What this is saying that if a read of a volatile field happens in Thread-2 after (in time) the write in Thread-1, then Thread-2 will be guaranteed to see the updated value. Further up in the documentation you point to is the section (emphasis mine):

... The results of a write by one thread are guaranteed to be visible to a read by another thread only if the write operation happens-before the read operation. The synchronized and volatile constructs, as well as the Thread.start() and Thread.join() methods, can form happens-before relationships. In particular.

Notice the highlighted phrase. The Java compiler is free to reorder instructions in any one thread's execution for optimization purposes as long as the reordering doesn't violate the definition of the language – this is called execution order and is critically different than program order.

Let's look at the following example with variables a and b that are non-volatile ints initialized to 0 with no synchronized clauses.
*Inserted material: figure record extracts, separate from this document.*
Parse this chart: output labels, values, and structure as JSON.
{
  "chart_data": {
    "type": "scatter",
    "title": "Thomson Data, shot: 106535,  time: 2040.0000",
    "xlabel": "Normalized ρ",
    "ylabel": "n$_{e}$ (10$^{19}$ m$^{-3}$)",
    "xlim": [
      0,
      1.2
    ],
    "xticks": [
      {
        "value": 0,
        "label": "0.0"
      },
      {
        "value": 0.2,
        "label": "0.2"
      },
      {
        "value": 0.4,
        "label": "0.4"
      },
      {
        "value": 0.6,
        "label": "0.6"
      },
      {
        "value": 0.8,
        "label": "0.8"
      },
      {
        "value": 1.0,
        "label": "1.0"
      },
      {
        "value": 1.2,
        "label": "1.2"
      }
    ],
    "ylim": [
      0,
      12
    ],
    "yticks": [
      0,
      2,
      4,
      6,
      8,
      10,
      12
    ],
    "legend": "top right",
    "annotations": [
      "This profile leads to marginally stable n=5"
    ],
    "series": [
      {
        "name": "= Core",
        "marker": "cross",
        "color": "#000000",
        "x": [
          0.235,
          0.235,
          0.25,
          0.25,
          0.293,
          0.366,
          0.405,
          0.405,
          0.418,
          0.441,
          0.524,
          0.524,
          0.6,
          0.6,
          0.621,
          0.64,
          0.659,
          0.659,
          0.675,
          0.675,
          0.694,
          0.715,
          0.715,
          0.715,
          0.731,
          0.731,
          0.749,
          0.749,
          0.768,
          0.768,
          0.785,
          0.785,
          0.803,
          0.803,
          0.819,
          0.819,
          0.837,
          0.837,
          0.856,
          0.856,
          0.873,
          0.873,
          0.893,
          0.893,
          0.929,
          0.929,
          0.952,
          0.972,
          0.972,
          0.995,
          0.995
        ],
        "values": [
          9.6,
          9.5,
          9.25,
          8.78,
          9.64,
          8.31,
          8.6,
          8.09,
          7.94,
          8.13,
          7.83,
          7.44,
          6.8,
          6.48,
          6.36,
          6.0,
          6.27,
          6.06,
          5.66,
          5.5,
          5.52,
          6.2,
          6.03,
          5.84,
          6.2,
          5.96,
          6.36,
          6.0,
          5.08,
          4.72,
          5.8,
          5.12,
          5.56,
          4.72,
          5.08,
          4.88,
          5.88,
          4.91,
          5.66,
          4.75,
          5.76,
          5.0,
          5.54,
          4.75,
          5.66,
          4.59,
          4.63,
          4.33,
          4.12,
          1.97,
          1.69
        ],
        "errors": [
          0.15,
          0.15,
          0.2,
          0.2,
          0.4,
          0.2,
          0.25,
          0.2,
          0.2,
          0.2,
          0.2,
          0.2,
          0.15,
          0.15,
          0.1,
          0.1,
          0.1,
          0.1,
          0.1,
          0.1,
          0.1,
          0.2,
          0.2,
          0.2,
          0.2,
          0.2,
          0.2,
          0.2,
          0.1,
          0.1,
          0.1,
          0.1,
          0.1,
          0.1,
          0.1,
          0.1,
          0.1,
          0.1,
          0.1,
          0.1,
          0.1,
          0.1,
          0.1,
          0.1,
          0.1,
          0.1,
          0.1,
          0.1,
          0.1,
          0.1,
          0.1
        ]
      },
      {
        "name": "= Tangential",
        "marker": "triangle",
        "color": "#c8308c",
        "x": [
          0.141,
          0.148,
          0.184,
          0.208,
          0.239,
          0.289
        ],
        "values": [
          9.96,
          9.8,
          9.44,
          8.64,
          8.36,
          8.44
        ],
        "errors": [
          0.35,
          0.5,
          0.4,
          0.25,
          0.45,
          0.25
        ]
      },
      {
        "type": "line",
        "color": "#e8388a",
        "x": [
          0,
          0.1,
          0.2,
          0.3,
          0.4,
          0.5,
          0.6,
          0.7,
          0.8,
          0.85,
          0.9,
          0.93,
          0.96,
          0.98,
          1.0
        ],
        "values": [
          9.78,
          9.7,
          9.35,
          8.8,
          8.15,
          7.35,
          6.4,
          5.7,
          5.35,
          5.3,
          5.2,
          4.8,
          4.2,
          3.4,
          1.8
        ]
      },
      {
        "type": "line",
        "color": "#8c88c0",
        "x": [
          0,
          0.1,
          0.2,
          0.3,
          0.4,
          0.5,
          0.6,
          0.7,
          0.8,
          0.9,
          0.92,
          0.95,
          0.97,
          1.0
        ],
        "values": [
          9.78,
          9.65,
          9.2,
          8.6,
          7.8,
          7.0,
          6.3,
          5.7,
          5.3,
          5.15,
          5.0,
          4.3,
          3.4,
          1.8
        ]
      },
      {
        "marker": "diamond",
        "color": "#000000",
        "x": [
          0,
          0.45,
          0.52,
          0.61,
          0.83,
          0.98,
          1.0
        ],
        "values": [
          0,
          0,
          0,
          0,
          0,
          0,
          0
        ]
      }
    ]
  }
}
What is shown is program order and the time in which the threads are encountering the lines of code.

Time     Thread-1        Thread-21        a = 1;          2        b = 2;          3                        x = a;4                        y = b;5        c = a + b;      z = x + y;

If Thread-1 adds a + b at Time 5, it is guaranteed to be 3. However, if Thread-2 adds x + y at Time 5, it might get 0, 1, 2, or 3 depends on race conditions. Why? Because the compiler might have reordered the instructions in Thread-1 to set a after b because of efficiency reasons. Also, Thread-1 may not have appropriately published the values of a and b so that Thread-2 might get out of date values. Even if Thread-1 gets context-switched out or crosses a write memory barrier and a and b are published, Thread-2 needs to cross a read barrier to update any cached values of a and b.

If a and b were marked as volatile then the write to a must happen-before (in terms of visibility guarantees) the subsequent read of a on line 3 and the write to b must happen-before the subsequent read of b on line 4. Both threads would get 3.

We use volatile and synchronized keywords in java to ensure happens-before guarantees. A write memory barrier is crossed when assigning a volatile or exiting a synchronized block and a read barrier is crossed when reading a volatile or entering a synchronized block. The Java compiler cannot reorder write instructions past these memory barriers so the order of updates is assured. These keywords control instruction reordering and insure proper memory synchronization.

NOTE: volatile is unnecessary in a single-threaded application because program order assures the reads and writes will be consistent. A single-threaded application might see any value of (non-volatile) a and b at times 3 and 4 but it always sees 3 at Time 5 because of language guarantees. So although use of volatile changes the reordering behavior in a single-threaded application, it is only required when you share data between threads.